One can see how hate-watching is part of this same noxious package: basically telling an industry that many on the left criticize as being both a corporation and tarnished by toxic masculinity that even when it gives us the very things we have been demanding for twenty years we still find it woefully insufficient. It's a prominent critic hating The Bold Type because it's an inaccurate portrayal of a magazine as the mirror image of why the plot of Season 2 of The Last Of Us is horrible because it breaks from the canon of the video game. In both cases there's a sense of superiority and looking down on the program in question on the kinds of trivial details the layperson would miss and using it as a reason to excoriate all the virtues those people might find in it. In both cases it's arguing the judgment of the masses is wrong and mine is superior because I say so. The only difference is that in the latter case it's more obvious what the judgment is based in. In the former, it's framed in the kind of vague academic terms that take longer to parse and make the clear bigotry harder to pick up on first (or even second) reading.

All of this is usually done in the 'just asking questions' mold that the left hates when the right frames it that way but never seems to mind when its partisans do the exact same thing. And because it's framed with far better vocabulary and more lucid analysis then the usually misspelled rantings on so many chatrooms that you start to doubt yourself. You think: "I thought Tiny Beautiful Things was a great show but maybe I wasn't looking it with the proper gaze?" And you start wondering: "Maybe I've been liking this show for the wrong reason? Maybe it was never good in the first place?"

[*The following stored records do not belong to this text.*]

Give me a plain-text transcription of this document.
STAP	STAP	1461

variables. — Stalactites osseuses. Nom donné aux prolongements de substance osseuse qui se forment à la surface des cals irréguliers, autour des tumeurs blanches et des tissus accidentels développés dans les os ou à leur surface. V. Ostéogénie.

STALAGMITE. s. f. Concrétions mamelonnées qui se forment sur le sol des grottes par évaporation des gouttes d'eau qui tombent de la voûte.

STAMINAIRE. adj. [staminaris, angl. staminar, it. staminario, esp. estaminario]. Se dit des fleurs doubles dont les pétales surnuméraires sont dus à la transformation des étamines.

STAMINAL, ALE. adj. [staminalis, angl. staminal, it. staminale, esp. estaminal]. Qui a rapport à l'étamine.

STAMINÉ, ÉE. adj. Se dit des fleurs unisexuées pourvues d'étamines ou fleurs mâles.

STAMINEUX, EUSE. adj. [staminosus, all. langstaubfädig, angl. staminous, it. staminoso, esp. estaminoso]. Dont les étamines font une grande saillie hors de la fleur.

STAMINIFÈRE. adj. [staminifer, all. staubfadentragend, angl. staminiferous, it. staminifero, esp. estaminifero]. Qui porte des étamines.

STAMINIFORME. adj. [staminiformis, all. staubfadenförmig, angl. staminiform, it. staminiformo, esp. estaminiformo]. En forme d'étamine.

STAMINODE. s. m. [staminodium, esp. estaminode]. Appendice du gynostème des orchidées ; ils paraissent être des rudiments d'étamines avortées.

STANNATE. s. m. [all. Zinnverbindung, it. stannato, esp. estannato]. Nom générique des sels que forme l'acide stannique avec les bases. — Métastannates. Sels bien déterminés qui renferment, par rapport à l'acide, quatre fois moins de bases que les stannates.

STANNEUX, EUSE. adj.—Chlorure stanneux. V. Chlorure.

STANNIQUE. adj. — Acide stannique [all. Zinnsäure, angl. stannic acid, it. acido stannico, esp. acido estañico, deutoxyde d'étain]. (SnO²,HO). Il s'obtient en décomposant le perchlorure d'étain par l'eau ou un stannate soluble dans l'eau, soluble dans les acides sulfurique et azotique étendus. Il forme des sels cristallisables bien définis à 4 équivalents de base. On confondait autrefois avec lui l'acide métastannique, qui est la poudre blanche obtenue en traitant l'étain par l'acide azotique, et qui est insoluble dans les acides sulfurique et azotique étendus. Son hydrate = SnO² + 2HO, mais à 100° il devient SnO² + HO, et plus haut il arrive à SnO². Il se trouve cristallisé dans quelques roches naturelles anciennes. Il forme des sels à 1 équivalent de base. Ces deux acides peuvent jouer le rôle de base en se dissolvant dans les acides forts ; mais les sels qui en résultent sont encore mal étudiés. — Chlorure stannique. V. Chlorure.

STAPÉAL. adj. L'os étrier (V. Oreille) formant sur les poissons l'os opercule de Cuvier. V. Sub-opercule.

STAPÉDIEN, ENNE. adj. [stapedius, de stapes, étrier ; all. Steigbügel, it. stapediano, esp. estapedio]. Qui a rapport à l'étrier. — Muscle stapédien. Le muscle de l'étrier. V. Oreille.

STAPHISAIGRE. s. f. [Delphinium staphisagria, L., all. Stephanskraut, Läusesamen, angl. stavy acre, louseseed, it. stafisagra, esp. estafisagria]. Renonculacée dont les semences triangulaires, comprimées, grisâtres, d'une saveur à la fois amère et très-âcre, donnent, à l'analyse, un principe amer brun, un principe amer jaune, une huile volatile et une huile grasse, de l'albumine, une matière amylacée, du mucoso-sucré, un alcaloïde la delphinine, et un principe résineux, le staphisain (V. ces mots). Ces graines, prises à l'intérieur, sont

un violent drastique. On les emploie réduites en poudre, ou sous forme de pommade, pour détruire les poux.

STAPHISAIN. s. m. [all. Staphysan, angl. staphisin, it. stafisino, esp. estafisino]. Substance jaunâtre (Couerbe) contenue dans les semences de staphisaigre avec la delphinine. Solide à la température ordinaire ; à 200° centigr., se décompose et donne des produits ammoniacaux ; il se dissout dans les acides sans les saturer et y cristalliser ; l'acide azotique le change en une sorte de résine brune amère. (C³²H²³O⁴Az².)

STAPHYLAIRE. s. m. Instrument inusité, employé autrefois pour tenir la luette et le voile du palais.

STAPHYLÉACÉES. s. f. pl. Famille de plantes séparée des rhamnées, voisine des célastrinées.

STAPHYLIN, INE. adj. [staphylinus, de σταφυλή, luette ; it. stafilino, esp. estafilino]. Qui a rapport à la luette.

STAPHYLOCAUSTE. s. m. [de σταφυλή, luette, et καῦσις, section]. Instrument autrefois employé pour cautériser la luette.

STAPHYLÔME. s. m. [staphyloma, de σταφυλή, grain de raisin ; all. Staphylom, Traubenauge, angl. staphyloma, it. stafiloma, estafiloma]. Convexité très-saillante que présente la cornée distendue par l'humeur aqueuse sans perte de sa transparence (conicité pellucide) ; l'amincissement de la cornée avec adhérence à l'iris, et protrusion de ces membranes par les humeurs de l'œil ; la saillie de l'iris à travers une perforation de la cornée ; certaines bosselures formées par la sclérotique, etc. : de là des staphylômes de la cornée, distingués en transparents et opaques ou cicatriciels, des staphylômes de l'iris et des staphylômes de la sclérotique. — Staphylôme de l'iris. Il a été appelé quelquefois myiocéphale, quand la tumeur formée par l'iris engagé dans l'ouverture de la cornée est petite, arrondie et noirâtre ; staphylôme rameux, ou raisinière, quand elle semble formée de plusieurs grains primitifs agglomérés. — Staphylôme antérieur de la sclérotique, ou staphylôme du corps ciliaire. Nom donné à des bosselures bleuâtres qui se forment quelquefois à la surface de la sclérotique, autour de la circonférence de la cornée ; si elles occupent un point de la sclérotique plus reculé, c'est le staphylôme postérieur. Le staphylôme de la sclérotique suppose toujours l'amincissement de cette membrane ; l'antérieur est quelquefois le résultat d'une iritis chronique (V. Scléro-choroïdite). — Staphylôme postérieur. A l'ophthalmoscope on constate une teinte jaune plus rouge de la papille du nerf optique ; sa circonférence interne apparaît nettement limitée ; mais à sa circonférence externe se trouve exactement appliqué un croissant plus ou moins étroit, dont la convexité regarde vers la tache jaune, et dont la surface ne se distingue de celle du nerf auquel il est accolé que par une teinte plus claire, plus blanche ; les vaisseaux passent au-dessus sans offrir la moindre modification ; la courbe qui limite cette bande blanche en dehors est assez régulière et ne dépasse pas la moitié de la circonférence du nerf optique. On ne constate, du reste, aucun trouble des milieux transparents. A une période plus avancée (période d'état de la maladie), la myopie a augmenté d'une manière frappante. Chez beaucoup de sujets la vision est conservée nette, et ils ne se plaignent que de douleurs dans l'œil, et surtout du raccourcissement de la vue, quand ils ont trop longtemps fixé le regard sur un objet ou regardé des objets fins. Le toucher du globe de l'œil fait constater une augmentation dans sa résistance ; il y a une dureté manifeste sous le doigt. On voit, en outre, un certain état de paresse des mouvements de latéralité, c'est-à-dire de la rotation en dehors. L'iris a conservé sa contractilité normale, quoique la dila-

This is where I have to offer a disclaimer that all of this is purely theoretical and based on my own interpretation. I could be completely off-base on all of this. What I do know is that I've read more than a few critics and writers over the years who are very persuasive at making you doubt your original opinion, even if you and indeed much of the critical and public are. And I've read more than a few pieces at sites like this one and countless others which basically make these kinds of arguments about pop culture in general.

All of this is something to be considered but I basically have no intention of going further with it, mainly because I still can't comprehend why someone could 'hate-watch' anything on a regular basis. There is still a lot of good TV out there and there are always people who feel compelled to shit on what other people enjoyed. I can respect dissenting opinions but I tend to ignore the mindless haters out there and I'm going to keep doing so.

So I think I'll end this with a line from William Shatner from that classic SNL sketch to those haters: "I just want to say with all sincerity, get a life, you people. It's just a TV show!" Stop taking it so seriously and stop taking the fun out of those of us who do like those shows. At the very least, find shows you can watch with genuine passion and without irony. It's a small way you can make the rest of our lives a little easier.